Goldman Sachs thinks the good times may be over for stocks for a little while.
July was great for the market, with the S&P 500 rising nearly 4% and setting seven record closing highs. Fears about Brexit faded, allowing more than 90% of investors to make money last month, according to data shared exclusively with CNNMoney by Openfolio.
"Until the growth situation improves, we are not that constructive on equities, particularly after this type of rally," Goldman strategists wrote in a report Sunday.
Growth concerns were magnified on Friday, when investors learned that the U.S. economy grew at sluggish 1.2% pace between April and June. That sobering GDP report dashed hopes for a spring rebound from the first quarter's anemic 0.8% growth pace.
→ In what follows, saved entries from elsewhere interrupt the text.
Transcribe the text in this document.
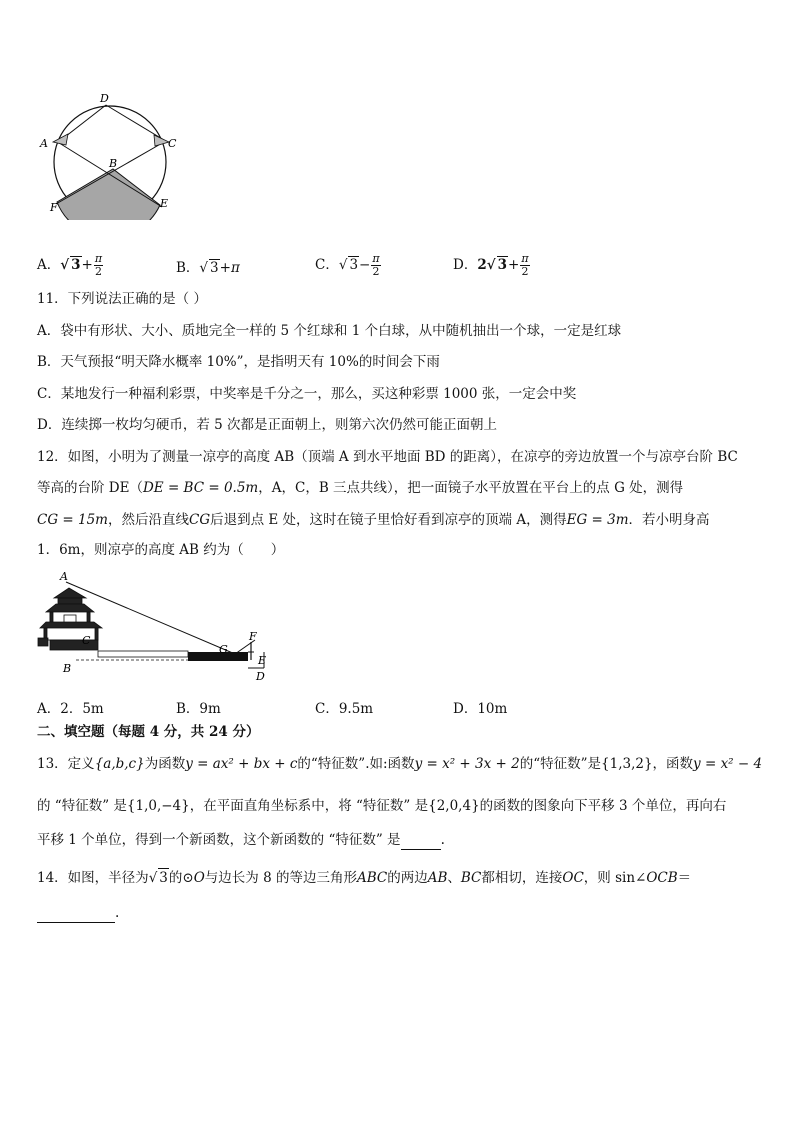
D
A	C
B
F	E
A．√ $3+ \frac{\pi}{2}$	B．√ 3+π	C．√ $3- \frac{\pi}{2}$	D．2√ $3+ \frac{\pi}{2}$
11．下列说法正确的是（ ）
A．袋中有形状、大小、质地完全一样的 5 个红球和 1 个白球，从中随机抽出一个球，一定是红球
B．天气预报“明天降水概率 10%”，是指明天有 10%的时间会下雨
C．某地发行一种福利彩票，中奖率是千分之一，那么，买这种彩票 1000 张，一定会中奖
D．连续掷一枚均匀硬币，若 5 次都是正面朝上，则第六次仍然可能正面朝上
12．如图，小明为了测量一凉亭的高度 AB（顶端 A 到水平地面 BD 的距离），在凉亭的旁边放置一个与凉亭台阶 BC
等高的台阶 DE（DE = BC = 0.5m，A，C，B 三点共线），把一面镜子水平放置在平台上的点 G 处，测得
CG = 15m，然后沿直线CG后退到点 E 处，这时在镜子里恰好看到凉亭的顶端 A，测得EG = 3m．若小明身高
1．6m，则凉亭的高度 AB 约为（　　）
A
B
C
G
F
E
D
A．2．5m	B．9m	C．9.5m	D．10m
二、填空题（每题 4 分，共 24 分）
13．定义{a,b,c}为函数y = ax² + bx + c的“特征数”.如:函数y = x² + 3x + 2的“特征数”是{1,3,2}，函数y = x² − 4
的 “特征数” 是{1,0,−4}，在平面直角坐标系中，将 “特征数” 是{2,0,4}的函数的图象向下平移 3 个单位，再向右
平移 1 个单位，得到一个新函数，这个新函数的 “特征数” 是	.
14．如图，半径为√ 3的⊙O与边长为 8 的等边三角形ABC的两边AB、BC都相切，连接OC，则 sin∠OCB＝
.
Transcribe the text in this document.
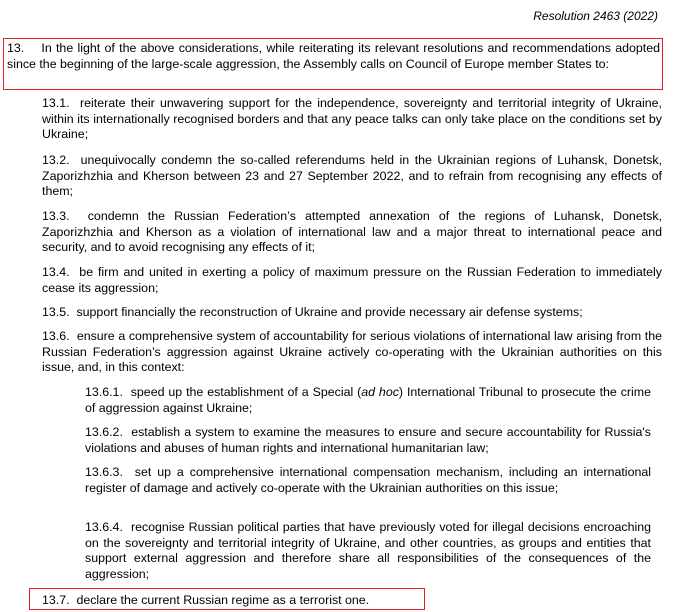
Resolution 2463 (2022)

13. In the light of the above considerations, while reiterating its relevant resolutions and recommendations adopted since the beginning of the large-scale aggression, the Assembly calls on Council of Europe member States to:

13.1. reiterate their unwavering support for the independence, sovereignty and territorial integrity of Ukraine, within its internationally recognised borders and that any peace talks can only take place on the conditions set by Ukraine;

13.2. unequivocally condemn the so-called referendums held in the Ukrainian regions of Luhansk, Donetsk, Zaporizhzhia and Kherson between 23 and 27 September 2022, and to refrain from recognising any effects of them;

13.3. condemn the Russian Federation’s attempted annexation of the regions of Luhansk, Donetsk, Zaporizhzhia and Kherson as a violation of international law and a major threat to international peace and security, and to avoid recognising any effects of it;

13.4. be firm and united in exerting a policy of maximum pressure on the Russian Federation to immediately cease its aggression;

13.5. support financially the reconstruction of Ukraine and provide necessary air defense systems;

13.6. ensure a comprehensive system of accountability for serious violations of international law arising from the Russian Federation’s aggression against Ukraine actively co-operating with the Ukrainian authorities on this issue, and, in this context:

13.6.1. speed up the establishment of a Special (ad hoc) International Tribunal to prosecute the crime of aggression against Ukraine;

13.6.2. establish a system to examine the measures to ensure and secure accountability for Russia's violations and abuses of human rights and international humanitarian law;

13.6.3. set up a comprehensive international compensation mechanism, including an international register of damage and actively co-operate with the Ukrainian authorities on this issue;

13.6.4. recognise Russian political parties that have previously voted for illegal decisions encroaching on the sovereignty and territorial integrity of Ukraine, and other countries, as groups and entities that support external aggression and therefore share all responsibilities of the consequences of the aggression;

13.7. declare the current Russian regime as a terrorist one.
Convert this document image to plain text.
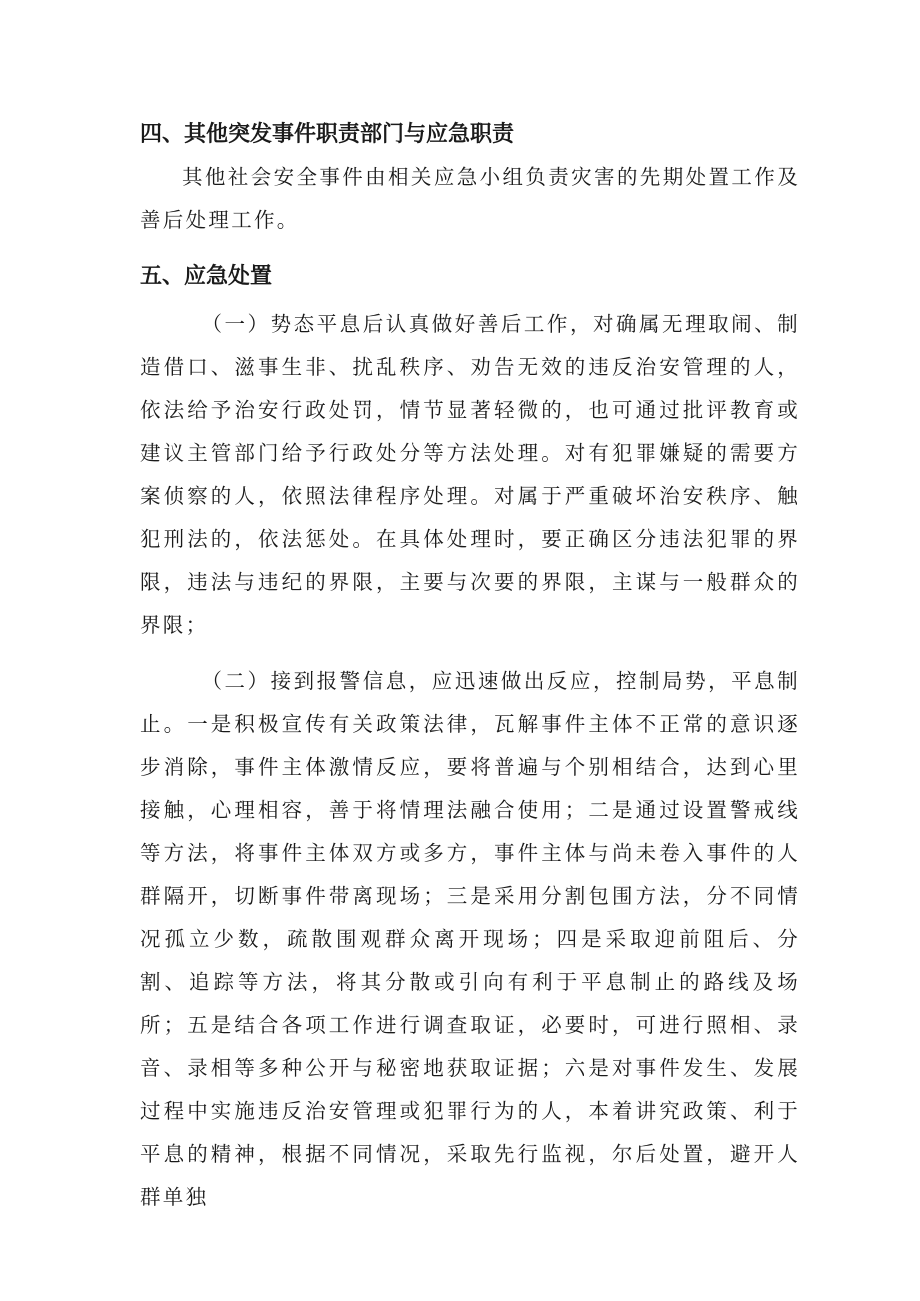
四、其他突发事件职责部门与应急职责

其他社会安全事件由相关应急小组负责灾害的先期处置工作及善后处理工作。

五、应急处置

（一）势态平息后认真做好善后工作，对确属无理取闹、制造借口、滋事生非、扰乱秩序、劝告无效的违反治安管理的人，依法给予治安行政处罚，情节显著轻微的，也可通过批评教育或建议主管部门给予行政处分等方法处理。对有犯罪嫌疑的需要方案侦察的人，依照法律程序处理。对属于严重破坏治安秩序、触犯刑法的，依法惩处。在具体处理时，要正确区分违法犯罪的界限，违法与违纪的界限，主要与次要的界限，主谋与一般群众的界限；

（二）接到报警信息，应迅速做出反应，控制局势，平息制止。一是积极宣传有关政策法律，瓦解事件主体不正常的意识逐步消除，事件主体激情反应，要将普遍与个别相结合，达到心里接触，心理相容，善于将情理法融合使用；二是通过设置警戒线等方法，将事件主体双方或多方，事件主体与尚未卷入事件的人群隔开，切断事件带离现场；三是采用分割包围方法，分不同情况孤立少数，疏散围观群众离开现场；四是采取迎前阻后、分割、追踪等方法，将其分散或引向有利于平息制止的路线及场所；五是结合各项工作进行调查取证，必要时，可进行照相、录音、录相等多种公开与秘密地获取证据；六是对事件发生、发展过程中实施违反治安管理或犯罪行为的人，本着讲究政策、利于平息的精神，根据不同情况，采取先行监视，尔后处置，避开人群单独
Stocks may be more vulnerable to disappointing news because of how far they've climbed lately. The Dow is currently sitting at 18,400, or roughly 3,000 points above its mid-February low. That's a huge move.
Goldman isn't going out on a limb by warning of possible turmoil in the next few months. History shows the August/September period can be rough for stocks. Those two months are the worst for the S&P 500 in terms of monthly price increases since World War II, according to S&P Global Market Intelligence.
The challenges may be greater this time around. Not only does growth remain elusive for much of the globe, but there is a lot of uncertainty about policy. Goldman cited the Brexit negotiations in Europe, China's attempt to manage its slowdown and the looming presidential election in the U.S.
The other problem is that stocks look pricey. The S&P 500 is trading at 17.87 times its projected earnings over the next 12 months, the loftiest multiple since June 2004, according to S&P.
The bulls are hoping that earnings, the real driver of stock prices, will catch up to the market. While tech companies like Facebook (, Tech30) and Amazon( , Tech30) have reported blockbuster profits, the S&P 500 is still on track to report its fourth consecutive quarter of shrinking earnings.
Even if profits don't rebound, the markets have been supported by extremely low bond yields that make stocks look cheaper by comparison. But many worry that bonds are in the middle of a massive bubble that will eventually reverse.
All of this explains why Goldman Sachs is advising clients to put money into cash. Some investors are doing just that. The average Openfolio portfolio in July held 10.3% in cash, up from 8.2% in May.
But Goldman isn't telling people to keep their money under the mattress. The firm remains neutral on stocks over the next 12 months and told investors to "look for opportunities to re-enter upon pullback in equities."